Sowohl Carl als auch das Ehepaar und die Frau bleiben für eine Sekunde irritiert stehen. Kurzes Zögern, niemand weiß, wer den Vortritt hat, bis die Frau einen Entschluss fasst und erst Oskar und Carl und dann dem Paar das Tor aufhält. Die Ruderer bedanken sich, die Eheleute scheinen die Geste nicht einmal bemerkt zu haben und gehen, sich gegenseitig Vorhaltungen machend, weiter.

Der kleine Junge hat inzwischen den Saum des Strands erreicht, lässt sein Plastikensemble fallen und dreht sich nach seinen Eltern um, die ihm winkend und deutlich langsamer gefolgt sind.

Carl und Oskar marschieren stoisch auf eine weniger belebte Stelle zu, die sie in der Nähe des Ettalong Creek ausgemacht haben. Der Jüngere von beiden ist sichtlich beeindruckt von dem, was Oskar ihm berichtet. Der springt wahllos von Anekdote zu Anekdote, erzählt von einem alten Mann in einem Restaurant in Banyuwangi, von der Überfahrt nach Latakia mit dem Hirtenhund Fílippos und im nächsten Moment von seiner schwierigen Seepassage vor Neu-Guinea. Kurz vor dem Ufer lassen sie ihre Taschen fallen und beginnen unverzüglich mit dem Aufbau ihrer Boote.

Die Frau mit der Strandtasche ist mittlerweile auf dem nahe gelegenen, aus einem einzelnen Steig bestehenden Bahnhof ange kommen. »Woy-Woy« steht in dunkelroten Lettern auf einem Holzschild. Erst gestern hatte ihr ein Kellner erzählt, dass dies in der Sprache der Ureinwohner so viel heiße wie »jede Menge Wasser«. Sie muss trocken schlucken. Bei der Suche nach einem Geschäft versucht sie, sich so weit wie möglich von den zeternden Greisen zu entfernen, die ihr gefolgt sind und immer noch die Umstehenden mit ihren Tiraden unterhalten, als sie das Rattern von Rädern auf Gleisen hört.
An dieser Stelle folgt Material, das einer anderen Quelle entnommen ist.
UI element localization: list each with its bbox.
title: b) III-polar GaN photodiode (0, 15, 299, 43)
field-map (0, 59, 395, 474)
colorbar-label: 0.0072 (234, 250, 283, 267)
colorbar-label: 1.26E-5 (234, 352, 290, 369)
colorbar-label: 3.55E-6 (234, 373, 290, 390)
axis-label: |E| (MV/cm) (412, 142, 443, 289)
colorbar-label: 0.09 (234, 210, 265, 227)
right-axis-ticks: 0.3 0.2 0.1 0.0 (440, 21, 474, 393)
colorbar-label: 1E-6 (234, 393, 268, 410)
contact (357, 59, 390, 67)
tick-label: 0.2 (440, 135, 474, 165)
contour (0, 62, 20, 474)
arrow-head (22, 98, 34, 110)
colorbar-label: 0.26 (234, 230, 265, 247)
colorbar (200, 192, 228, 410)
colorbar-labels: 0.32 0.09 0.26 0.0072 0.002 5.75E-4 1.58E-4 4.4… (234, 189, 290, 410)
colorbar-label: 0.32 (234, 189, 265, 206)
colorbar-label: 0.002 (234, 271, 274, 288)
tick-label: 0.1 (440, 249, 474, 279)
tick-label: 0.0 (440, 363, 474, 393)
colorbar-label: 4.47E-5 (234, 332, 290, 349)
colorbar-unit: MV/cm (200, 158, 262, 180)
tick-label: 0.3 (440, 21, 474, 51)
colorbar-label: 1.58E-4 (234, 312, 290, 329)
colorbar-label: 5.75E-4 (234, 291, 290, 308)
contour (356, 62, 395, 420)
Ich bin doch wirklich eine blöde Kuh! Ich hätte etwas zu trinken kaufen sollen. Wie soll ich es bis in die Stadt hinein und zum Hotel ohne einen einzigen Tropfen Wasser aushalten?

Der kleine Junge am Strand klopft sich wie Tarzan auf die Brust und rennt um sein am Boden liegendes Spielzeug herum, als wäre es eine wertvolle Beute, die er gerade erlegt hat. Seine Eltern schürzen belustigt die Lippen und breiten ihre Handtücher aus.

Carl versucht, während des Aufbaus der Faltboote keine Pause entstehen zu lassen, Oskar nicht abzulenken, um den seltenen Redefluss seines Freundes ja nicht zu stören. Die Geschichten, die er heute hört, kennt er noch nicht und findet sie ebenso interessant und unglaublich wie jene, die ihm Oskar in einem anderen unbeschwerten Moment letztes Jahr zu Weihnachten offenbart hat.

Im Abteil ist es stickig. Kurz nachdem sich der Zug in Bewegung gesetzt hat, haben sich die Alten beruhigt und schweigen. Sie blicken beleidigt blinzelnd in unterschiedliche Richtungen.

Die Frau sitzt einen Wagen weiter, ihre Hand greift nach dem Fensterhebel. Sie kippt das schmale, obere Fenster nach innen und steht auf, um den Fahrtwind einzuatmen. Sie muss an die Begegnung vor wenigen Minuten denken und fragt sich, von wem der Mann am Gatter wohl geschlagen worden war, was passierte, »when you get hit«.

Wie viel man im Leben nie erfährt. Wie oft Momente an einem vorbeifliegen wie die Samen einer Pusteblume. Der Mann sah ein wenig verwahrlost aus.

Der Junge beschwert sich bei seinen Eltern. Er wolle ins Wasser, lässt er sie patzig wissen. Dieser Wunsch dulde, so wird den Erwachsenen mit jeder Silbe deutlich gemacht, keinerlei Aufschub.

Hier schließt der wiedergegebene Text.